This is a review of the Sydney pop-up of Karen's Diner.
So what is a “Karen” anyway? What originated as a useful shorthand to describe unreasonable, entitled white women who weaponise their privilege at the drop of a hat has since become more of a catch-all cuss for all manner of righteous impatience. We’ve all seen cringy videos of ‘Karens’ unloading on a hapless service professional, and likely vowed never to be that petty.
Which is why Karen's Diner is such a surreal concept. The brainchild of the team behind boozy escape room-style experiences like the Wonderland Bar and the ooky spooky Wizard’s Den, guests at Karen's are invited to “live out [their] Karen dreams and be rude to the waitstaff”. But if you're not naturally inclined to kick up a stink, get ready for an existential crisis.
When we visit, we find that many of the staff – dressed in cute, retro, pastel-perfect American diner uniforms circa 1950, apropos of, well, nothing – are just there to punk us. They make a habit of obnoxiously yelling at each other across the restaurant and treating punters with cartoonish disdain.
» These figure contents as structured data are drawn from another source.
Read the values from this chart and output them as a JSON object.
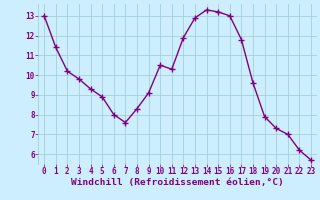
{
  "x": [
    0,
    1,
    2,
    3,
    4,
    5,
    6,
    7,
    8,
    9,
    10,
    11,
    12,
    13,
    14,
    15,
    16,
    17,
    18,
    19,
    20,
    21,
    22,
    23
  ],
  "y": [
    13.0,
    11.4,
    10.2,
    9.8,
    9.3,
    8.9,
    8.0,
    7.6,
    8.3,
    9.1,
    10.5,
    10.3,
    11.9,
    12.9,
    13.3,
    13.2,
    13.0,
    11.8,
    9.6,
    7.9,
    7.3,
    7.0,
    6.2,
    5.7
  ],
  "line_color": "#800080",
  "marker": "P",
  "marker_size": 3,
  "bg_color": "#cceeff",
  "grid_color": "#99cccc",
  "xlabel": "Windchill (Refroidissement éolien,°C)",
  "xlabel_color": "#800080",
  "ylim": [
    5.5,
    13.6
  ],
  "xlim": [
    -0.5,
    23.5
  ],
  "yticks": [
    6,
    7,
    8,
    9,
    10,
    11,
    12,
    13
  ],
  "xticks": [
    0,
    1,
    2,
    3,
    4,
    5,
    6,
    7,
    8,
    9,
    10,
    11,
    12,
    13,
    14,
    15,
    16,
    17,
    18,
    19,
    20,
    21,
    22,
    23
  ],
  "tick_color": "#800080",
  "tick_fontsize": 5.5,
  "xlabel_fontsize": 6.8,
  "line_width": 1.0
}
From the moment you walk in, the maître d' lays it on thick with the eye-rolling.
But wait, am I the Karen? Are the staff the Karens? Is everyone Karen!? Are they projecting what a Karen sees when she feels narked enough to accost a service worker? Is this dinner theatre or a psychological experiment? I soon slip into the first of many identity spirals. I am shaded for my ‘box dye’ hair, ridiculed for the state of my cuticles, and told I need to learn how to blend my eyeshadow – all as I get increasingly flustered trying to make a selection from the menu. Considering that many of us are still on waiting lists for hairdressers and salons, some of the barbs feel a little cruel. And the third was an artistic style choice, I swear!
While it's clear they want to get a rise out of me, I find it tough to slip into sass mode when I’m aware that the person insulting me is a working actor. Both the colleague I roped in and I have many years of working in hospo behind us, so we also have an inherent aversion to being assholes to staff. But it’s actually a good way to rip off the bandaid of post-lockdown awkwardness, and we soon decide to join in.
But then again, what choice do we have? Menus are slammed onto the table, you’re bullied into picking your own drinks up off the serving trays, meals are given to the wrong diners on purpose (maybe take note of this if you have any dietary requirements). And then, horror, the audience participation begins. At various points the pissed-off-sounding staff make announcements on a megaphone. A ‘Wheel of Misfortune’ comes out as diners are lured into games like trivia and truth or dare. You may be forced to stand in front of the restaurant and tell a joke, confess to a time you’ve acted like a total Karen, or do some impromptu karaoke, all while being cajoled and insulted. Sounds like fun, right?
Strangely – yeah, kinda! At one point our waiter scowls at me for the number of serviettes I've used (we were eating sticky hot wings) and feeling emboldened to get in on the joke, I hold eye contact with him as I rip another serviette from the stainless steel dispenser on our table. It’s the last one. The dispenser sits triumphantly empty. It's a hilarious moment and standing there in his little red bow tie, he lets a genuine laugh slip as he walks away, shaking his head. For a brief moment, the fourth wall comes down, and the potential for a good time reveals itself.
You have to wonder, how does it feel to work here? We persuade our waiter to answer our questions and he confirms our suspicions – it is largely cathartic, and a lot of fun. The diciest moments are when dealing with customers who aren’t actually putting it on when their inner Karen comes out. At a time when the hospitality industry has a shortage of experienced staff, this feels a little too on the nose.
As for the menu, they’re not reinventing the wheel with the burgers, wings, and milkshakes, but that’s hardly the point of coming here. There are vegan options too (we’d love to see what happens when someone orders those). If you need a little liquid courage to work up your retorts to the sassy staff, there’s an extensive cocktail list, shooters, wine and beer on tap.